Creating Custom Agents

To create a new agent:

Choose a base class:
- ToolBasedAgent: For agents using the executor pattern
- CustomAgent: For agents with custom logic

Define taxonomy:

# In agent_taxonomies.py
"MyAgent": AgentTaxonomy(
    data_flow=DataFlow.TRANSFORMER,
    interaction_mode=InteractionMode.AUTONOMOUS,
    output_permanence=OutputPermanence.EPHEMERAL,
    description="Transforms X into Y"
)

Implement the agent:

class MyAgent(ToolBasedAgent):
    def __init__(self, client):
        super().__init__(client, MyExecutor())
        self._system_prompt = my_prompt_template

    @staticmethod
    def get_info() -> str:
        return "Transforms X into Y"

Register in orchestrator builder:

# In orchestrator_builder.py
self._agents_map["my_agent"] = MyAgent

Add examples to planner dataset:

The planner uses RAG-based example retrieval to generate workflows.
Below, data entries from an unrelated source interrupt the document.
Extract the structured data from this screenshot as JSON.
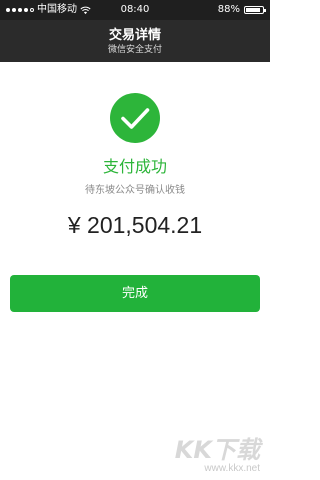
{
  "status_bar": {
    "carrier": "中国移动",
    "time": "08:40",
    "battery": "88%",
    "battery_level": 0.88,
    "signal_strength": 4
  },
  "nav": {
    "title": "交易详情",
    "subtitle": "微信安全支付"
  },
  "result": {
    "status": "支付成功",
    "merchant": "待东坡公众号确认收钱",
    "amount": "¥ 201,504.21",
    "icon": "checkmark-icon"
  },
  "actions": {
    "done_label": "完成"
  },
  "watermark": {
    "logo": "KK下载",
    "url": "www.kkx.net"
  },
  "colors": {
    "accent": "#2db53a",
    "button": "#22b23a",
    "nav_bg": "#2b2b2b",
    "status_bg": "#1f1f1f"
  }
}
For the planner to know how to use your custom agent, you must add examples to the planner dataset.

Edit yaaaf/data/planner_dataset.csv and add rows with:
- scenario: A natural language description of when to use your agent
- workflow_yaml: A YAML workflow showing your agent in action
- agents_used: List including your agent name
- num_agents: Number of agents in the workflow
- num_steps: Number of steps
- complexity: Workflow complexity (simple_chain, parallel, etc.)
- is_valid: Set to True
- error_message: Leave empty
Example entry:
```
scenario,workflow_yaml,agents_used,num_agents,num_steps,complexity,is_valid,error_message
"Transform the raw sensor data into a normalized format for analysis","assets:
  raw_data:
    agent: SqlAgent
    description: ""Get raw sensor readings""
    type: table
  normalized_data:
    agent: MyAgent
    description: ""Normalize sensor data""
    type: table
    inputs: [raw_data]","['SqlAgent', 'MyAgent']",2,2,simple_chain,True,
```
Add 5-10 diverse examples showing your agent in different workflow contexts. This ensures the planner can correctly incorporate your agent into generated workflows.

Important: Without examples in the dataset, the planner will not know when or how to use your custom agent in workflows.